Oregon Department of Revenue


“The VIE Taxpayer Self-Sufficiency security assessment has provided valuable insight into current best practices, industry standards and specific risk levels of our security approach.”

Cleve Bench

Chief Information Officer

VIE IT Security Assessment puts taxpayer self-sufficiency on the path to security!

Department of Revenue (DOR) engaged VIE to perform a security assessment to identify critical issues with its Taxpayer Self-Sufficiency (TPSS) Initiative. VIE recommendations have created the foundation to ensure secure online taxpayer services at DOR.


DOR did not know whether TPSS security was, at one extreme, inadequate or, at the other, overly burdensome for taxpayers and wasteful. DOR could not afford to discourage adoption, but could not put taxpayer information at risk. Leadership was in a quandary and needed answers quickly.

Critical Issues

Some DOR personnel were anxious that sensitive taxpayer information was too vulnerable to compromise on the Internet. Others saw existing security measures as burdensome enough to impede adoption of this key initiative for the department. No DOR personnel possessed the specialized experience to compare TPSS to similar systems with regards to industry best practices. Moreover, DOR staff lacked tools, support, and direction.

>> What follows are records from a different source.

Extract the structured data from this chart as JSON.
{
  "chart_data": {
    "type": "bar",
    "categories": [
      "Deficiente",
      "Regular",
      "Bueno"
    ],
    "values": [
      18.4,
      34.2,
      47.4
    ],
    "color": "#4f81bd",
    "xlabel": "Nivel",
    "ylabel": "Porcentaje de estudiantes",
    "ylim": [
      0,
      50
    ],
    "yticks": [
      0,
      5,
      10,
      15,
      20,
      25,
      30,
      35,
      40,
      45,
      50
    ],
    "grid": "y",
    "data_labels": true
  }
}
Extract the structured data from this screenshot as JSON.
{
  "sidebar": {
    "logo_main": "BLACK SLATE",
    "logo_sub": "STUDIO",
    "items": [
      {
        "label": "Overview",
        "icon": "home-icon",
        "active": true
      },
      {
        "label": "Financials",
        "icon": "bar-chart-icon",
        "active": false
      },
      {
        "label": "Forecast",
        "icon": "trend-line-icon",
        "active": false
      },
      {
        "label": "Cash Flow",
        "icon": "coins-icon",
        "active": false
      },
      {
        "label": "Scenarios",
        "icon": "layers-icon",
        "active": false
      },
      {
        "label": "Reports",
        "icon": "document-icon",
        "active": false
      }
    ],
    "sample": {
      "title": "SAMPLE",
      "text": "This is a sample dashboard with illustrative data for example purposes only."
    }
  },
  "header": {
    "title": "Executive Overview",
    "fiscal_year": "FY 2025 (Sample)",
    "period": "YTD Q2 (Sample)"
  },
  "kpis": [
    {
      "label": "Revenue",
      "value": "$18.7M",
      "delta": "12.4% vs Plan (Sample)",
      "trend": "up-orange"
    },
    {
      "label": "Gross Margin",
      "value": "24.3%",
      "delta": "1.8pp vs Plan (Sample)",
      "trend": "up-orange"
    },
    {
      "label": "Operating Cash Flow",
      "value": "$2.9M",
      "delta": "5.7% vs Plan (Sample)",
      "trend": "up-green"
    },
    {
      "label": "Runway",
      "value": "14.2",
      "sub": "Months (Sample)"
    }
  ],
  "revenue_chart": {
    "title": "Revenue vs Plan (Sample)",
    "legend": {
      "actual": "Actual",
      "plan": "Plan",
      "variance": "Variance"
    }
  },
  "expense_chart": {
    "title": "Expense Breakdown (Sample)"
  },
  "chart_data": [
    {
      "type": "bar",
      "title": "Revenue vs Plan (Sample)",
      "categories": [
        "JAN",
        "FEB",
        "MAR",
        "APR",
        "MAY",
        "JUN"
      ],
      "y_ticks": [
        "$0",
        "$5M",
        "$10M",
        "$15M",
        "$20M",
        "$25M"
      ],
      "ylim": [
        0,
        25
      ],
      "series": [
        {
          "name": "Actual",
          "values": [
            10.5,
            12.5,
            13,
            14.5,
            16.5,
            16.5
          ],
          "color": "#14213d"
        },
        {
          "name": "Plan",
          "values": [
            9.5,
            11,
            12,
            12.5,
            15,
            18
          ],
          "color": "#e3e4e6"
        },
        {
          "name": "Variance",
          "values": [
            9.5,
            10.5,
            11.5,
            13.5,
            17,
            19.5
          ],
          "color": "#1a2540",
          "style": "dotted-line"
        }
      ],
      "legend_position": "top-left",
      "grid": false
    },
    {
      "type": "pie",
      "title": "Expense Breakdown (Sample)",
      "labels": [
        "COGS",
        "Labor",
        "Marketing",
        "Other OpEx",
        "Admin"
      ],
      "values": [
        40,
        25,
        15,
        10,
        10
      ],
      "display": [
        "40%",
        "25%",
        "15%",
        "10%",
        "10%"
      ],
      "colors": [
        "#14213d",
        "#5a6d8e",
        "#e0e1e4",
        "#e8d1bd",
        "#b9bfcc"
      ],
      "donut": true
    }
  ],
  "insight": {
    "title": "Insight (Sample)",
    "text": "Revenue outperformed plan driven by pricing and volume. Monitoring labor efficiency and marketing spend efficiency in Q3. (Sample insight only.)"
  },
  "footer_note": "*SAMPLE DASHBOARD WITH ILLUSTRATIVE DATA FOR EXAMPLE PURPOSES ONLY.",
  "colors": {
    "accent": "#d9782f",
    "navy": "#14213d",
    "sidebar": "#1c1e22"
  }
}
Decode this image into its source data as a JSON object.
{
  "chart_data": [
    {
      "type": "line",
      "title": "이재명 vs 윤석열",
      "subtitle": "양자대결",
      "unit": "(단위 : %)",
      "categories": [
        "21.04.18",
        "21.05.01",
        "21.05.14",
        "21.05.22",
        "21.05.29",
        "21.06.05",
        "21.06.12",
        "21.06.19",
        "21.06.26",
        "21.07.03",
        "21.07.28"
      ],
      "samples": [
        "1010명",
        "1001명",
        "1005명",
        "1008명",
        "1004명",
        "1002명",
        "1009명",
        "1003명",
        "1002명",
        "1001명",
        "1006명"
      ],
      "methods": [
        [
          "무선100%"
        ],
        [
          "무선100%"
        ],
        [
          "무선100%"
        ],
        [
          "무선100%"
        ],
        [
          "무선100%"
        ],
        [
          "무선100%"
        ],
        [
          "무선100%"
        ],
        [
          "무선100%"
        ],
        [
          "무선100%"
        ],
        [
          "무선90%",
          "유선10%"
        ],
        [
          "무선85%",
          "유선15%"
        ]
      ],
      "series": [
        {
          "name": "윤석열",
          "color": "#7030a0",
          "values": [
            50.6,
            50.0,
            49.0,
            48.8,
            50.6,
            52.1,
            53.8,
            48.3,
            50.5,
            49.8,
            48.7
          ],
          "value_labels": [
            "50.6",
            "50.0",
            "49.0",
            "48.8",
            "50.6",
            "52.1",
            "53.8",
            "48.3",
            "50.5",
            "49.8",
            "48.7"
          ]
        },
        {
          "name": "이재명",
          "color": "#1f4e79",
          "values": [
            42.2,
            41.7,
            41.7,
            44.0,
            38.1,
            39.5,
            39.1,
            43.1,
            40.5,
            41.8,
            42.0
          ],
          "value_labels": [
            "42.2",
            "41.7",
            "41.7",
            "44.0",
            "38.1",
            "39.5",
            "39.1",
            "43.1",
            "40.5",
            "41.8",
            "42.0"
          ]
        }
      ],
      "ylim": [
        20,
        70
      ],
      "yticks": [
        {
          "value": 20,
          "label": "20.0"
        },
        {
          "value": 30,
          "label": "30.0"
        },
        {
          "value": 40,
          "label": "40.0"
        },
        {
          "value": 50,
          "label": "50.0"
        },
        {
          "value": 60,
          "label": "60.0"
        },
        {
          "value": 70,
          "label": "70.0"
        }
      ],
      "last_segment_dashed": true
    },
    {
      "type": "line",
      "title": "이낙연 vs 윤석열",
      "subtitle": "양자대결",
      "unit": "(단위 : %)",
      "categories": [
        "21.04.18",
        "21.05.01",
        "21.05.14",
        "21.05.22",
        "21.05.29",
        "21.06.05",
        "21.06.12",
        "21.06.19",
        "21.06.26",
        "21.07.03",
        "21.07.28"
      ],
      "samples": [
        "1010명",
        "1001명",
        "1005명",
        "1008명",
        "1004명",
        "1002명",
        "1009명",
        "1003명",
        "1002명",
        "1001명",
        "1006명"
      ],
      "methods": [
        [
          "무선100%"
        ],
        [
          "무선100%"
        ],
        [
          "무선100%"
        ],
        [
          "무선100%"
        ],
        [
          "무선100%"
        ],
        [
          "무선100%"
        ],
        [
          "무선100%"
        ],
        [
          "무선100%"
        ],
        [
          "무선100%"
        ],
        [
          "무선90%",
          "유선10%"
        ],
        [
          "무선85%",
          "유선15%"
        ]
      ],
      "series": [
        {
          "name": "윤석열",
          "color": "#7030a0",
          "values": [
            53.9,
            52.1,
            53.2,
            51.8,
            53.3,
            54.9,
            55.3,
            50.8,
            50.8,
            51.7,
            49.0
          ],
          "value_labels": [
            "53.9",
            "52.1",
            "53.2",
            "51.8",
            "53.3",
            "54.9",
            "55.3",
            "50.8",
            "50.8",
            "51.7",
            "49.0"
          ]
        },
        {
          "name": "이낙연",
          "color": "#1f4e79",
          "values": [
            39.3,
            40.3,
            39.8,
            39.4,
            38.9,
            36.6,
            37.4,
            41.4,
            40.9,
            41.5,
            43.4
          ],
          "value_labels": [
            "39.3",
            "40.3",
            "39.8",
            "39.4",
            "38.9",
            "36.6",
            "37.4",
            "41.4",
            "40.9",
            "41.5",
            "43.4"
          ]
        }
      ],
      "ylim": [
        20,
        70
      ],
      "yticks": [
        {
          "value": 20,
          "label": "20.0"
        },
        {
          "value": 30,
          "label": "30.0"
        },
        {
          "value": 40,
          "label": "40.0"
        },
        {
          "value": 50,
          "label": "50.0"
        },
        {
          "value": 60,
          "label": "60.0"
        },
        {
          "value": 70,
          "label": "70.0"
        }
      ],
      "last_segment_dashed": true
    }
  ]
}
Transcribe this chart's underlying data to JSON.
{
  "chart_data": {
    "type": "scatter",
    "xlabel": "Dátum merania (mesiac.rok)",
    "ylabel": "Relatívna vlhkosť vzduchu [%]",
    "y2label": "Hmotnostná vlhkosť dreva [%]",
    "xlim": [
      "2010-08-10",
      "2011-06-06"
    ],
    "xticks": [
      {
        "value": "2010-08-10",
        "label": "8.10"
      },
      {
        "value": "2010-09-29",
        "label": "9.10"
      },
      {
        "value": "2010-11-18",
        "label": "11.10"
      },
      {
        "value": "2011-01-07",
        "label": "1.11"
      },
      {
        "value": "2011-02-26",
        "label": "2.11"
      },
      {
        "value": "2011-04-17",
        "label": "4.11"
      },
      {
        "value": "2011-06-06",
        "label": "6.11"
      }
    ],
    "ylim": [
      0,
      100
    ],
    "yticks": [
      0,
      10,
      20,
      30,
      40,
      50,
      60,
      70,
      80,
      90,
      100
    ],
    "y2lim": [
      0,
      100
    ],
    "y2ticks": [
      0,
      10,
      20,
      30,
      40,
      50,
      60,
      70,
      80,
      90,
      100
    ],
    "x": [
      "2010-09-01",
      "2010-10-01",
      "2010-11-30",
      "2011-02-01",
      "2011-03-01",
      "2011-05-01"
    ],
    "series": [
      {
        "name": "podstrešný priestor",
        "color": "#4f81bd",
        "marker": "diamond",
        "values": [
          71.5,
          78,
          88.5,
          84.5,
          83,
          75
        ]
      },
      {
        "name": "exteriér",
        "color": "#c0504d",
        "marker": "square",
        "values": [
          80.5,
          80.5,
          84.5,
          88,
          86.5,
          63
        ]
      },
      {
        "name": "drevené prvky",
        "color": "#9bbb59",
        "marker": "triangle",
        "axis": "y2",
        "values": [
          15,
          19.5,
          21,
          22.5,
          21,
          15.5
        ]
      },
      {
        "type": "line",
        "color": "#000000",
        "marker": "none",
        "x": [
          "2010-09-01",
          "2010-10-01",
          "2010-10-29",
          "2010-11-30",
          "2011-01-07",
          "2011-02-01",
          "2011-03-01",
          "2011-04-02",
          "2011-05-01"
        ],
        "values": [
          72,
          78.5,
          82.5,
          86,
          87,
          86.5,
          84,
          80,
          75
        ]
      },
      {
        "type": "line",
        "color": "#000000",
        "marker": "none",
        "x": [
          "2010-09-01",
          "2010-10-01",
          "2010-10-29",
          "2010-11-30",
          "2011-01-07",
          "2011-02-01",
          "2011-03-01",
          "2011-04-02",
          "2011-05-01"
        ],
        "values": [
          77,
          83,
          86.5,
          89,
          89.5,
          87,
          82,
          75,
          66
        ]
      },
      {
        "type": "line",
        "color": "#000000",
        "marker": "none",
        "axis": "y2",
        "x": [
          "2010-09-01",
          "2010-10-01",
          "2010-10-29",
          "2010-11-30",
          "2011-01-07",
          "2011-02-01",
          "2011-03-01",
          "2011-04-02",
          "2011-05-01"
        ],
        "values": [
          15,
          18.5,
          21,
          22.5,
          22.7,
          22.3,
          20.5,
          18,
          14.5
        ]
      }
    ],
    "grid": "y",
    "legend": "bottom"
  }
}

VIE was engaged to provide a qualitative security assessment and to chart a path for TPSS. Two security consultants performed the assessment.


The VIE security consultants provided a simple, clear, and definitive snapshot of TPSS security and reconciled it with industry best practices. The team also made recommendations to ensure that DOR would efficiently apply its best resources to ensure that security would be at the core of future initiatives.

Key recommendations of the security assessment included leveraging DOR’s enterprise architecture to develop a TPSS security architecture. It included specific technical recommendations as well as recommendations for key processes and organizational structure. DOR agreed to implement the recommendations and, in so doing, ensured user adoption and the security of those users’ sensitive data.